PANTANAL – Sendo a telenovela Pantanal um assunto incontornável, e sendo curto o tempo da entrevista coletiva, Marcos Santuário tratou logo de perguntar sobre a experiência do ator de estar nas duas versões da novela.

A primeira lembrança de Palmeira foi de quando se deu conta que, em 1990, eles estavam famosos, até porque eles ficavam isolados no Pantanal por muito tempo e algumas vezes voltavam ao Rio de Janeira. “Numa dessas voltas, desembarcamos no aeroporto e tinha uma multidão por lá esperando a chegada do grupo Menudo, quando as pessoas viram o Marcos Winter e a Cristiana Oliveira, saíram todos gritando ‘olha lá o Jovê e Juma, vâmo lá!’. Foi aí que a ficha caiu”.

Marcos Santuário (e) e Marcos Palmeira em coletiva em Gramado| Foto: Edison Vara/Agência Pressphoto

E continuou, sobre a nova versão da TV Globo: “Eu acho que a [novela] de hoje traz novas camadas e tem feito famílias se reunirem na frente da tevê. Está trazendo questões do homem deste século, falando de homofobia, armamento entre outros temas importantes. A Bruaca no passado era vaiada, hoje ela é revolucionária. Todos os personagens são inseguros, carentes, errados, como todos nós somos na vida. Todos vão lutando para errar menos”.
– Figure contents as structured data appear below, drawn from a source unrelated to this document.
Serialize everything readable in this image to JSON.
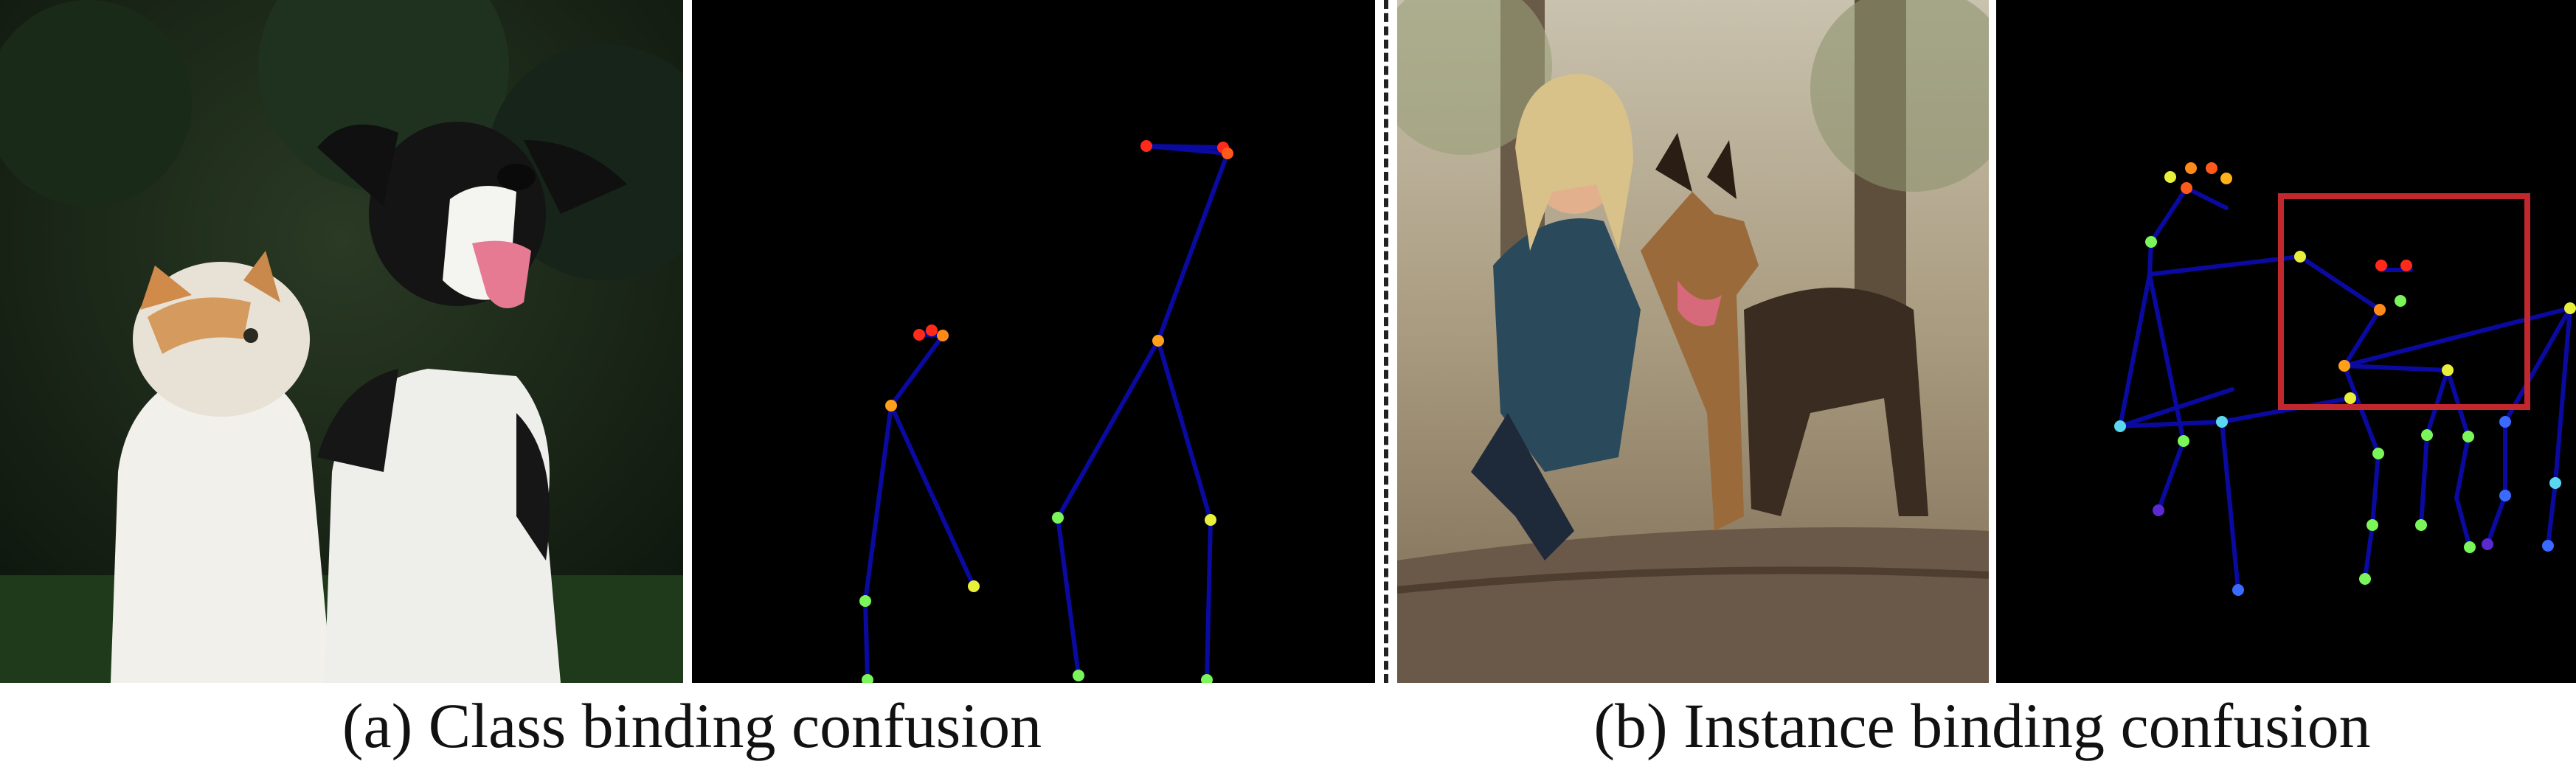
{
  "captions": {
    "a": "(a) Class binding confusion",
    "b": "(b) Instance binding confusion"
  },
  "photos": {
    "a": "Photograph: white kitten with orange ears beside a black-and-white puppy with tongue out, dark trees in background",
    "b": "Photograph: smiling blonde woman in a blue jacket kneeling and hugging a German Shepherd on a fallen log in a forest"
  },
  "colors": {
    "background": "#000000",
    "limb": "#0a0aa0",
    "highlight_box": "#c0282d",
    "joint_red": "#ff2a1a",
    "joint_orange": "#ff8a1a",
    "joint_yellow": "#e8f03a",
    "joint_green": "#7af55a",
    "joint_cyan": "#5ad8f0",
    "joint_blue": "#3a6aff",
    "joint_purple": "#5a2ad0"
  }
}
Palmeira segredou também que quando soube que o Bruno Luperi estava reescrevendo o roteiro e que a novela seria refeita, ficou “louco”. Liguei e disse: “Eu faço qualquer coisa para estar na novela. Faço até o cocô do cavalo do Zé Leôncio. Foi quando dias depois me ligaram e pediram para eu fazer uma leitura de um poema de Manoel de Barros. Não desconfiei que seria alguma coisa muita séria, mas quando eu finalmente descobri que faria o Zé Leôncio eu me senti como um menino de 12 anos”.

Ele lembrou que no início, quando pegava o roteiro, pensava no Tadeu. “Aquilo me bateu forte, e me dei conta que o tempo passou. Acho que o meu Zé Leôncio tem algo mais leve. O Cláudio Marzo tinha, na época [da novela] 53 anos. Eu tenho 59, mas meu vigor é maior que o do personagem e às vezes me dou conta que preciso diminuir a intensidade”, revelou.

O ator contou também que está no set para ajudar e, se não puder ajudar, não atrapalha. “Sou um peão do set. Decoro milhões de falas e gravo de segundo à sábado”. Lembrou ainda, lamentando, que o Pantanal que viu no passado não é mais o que vê hoje. “Aquilo está fadado a acabar. São animais estressados, jacaré comendo jacaré, isso é desespero”.

E concluiu a conversa celebrando os 50 anos do Festival de Gramado e chamando a atenção para o momento crítico em que vivemos. “Nós [da cultura] somos descriminalizados e isso é surreal. Não querem que criemos pensamentos e reflexões. Está na hora de a gente reforçar que o cinema é uma ferramenta poderosa. E quanto mais tentam podá-lo, mas ele floresce”.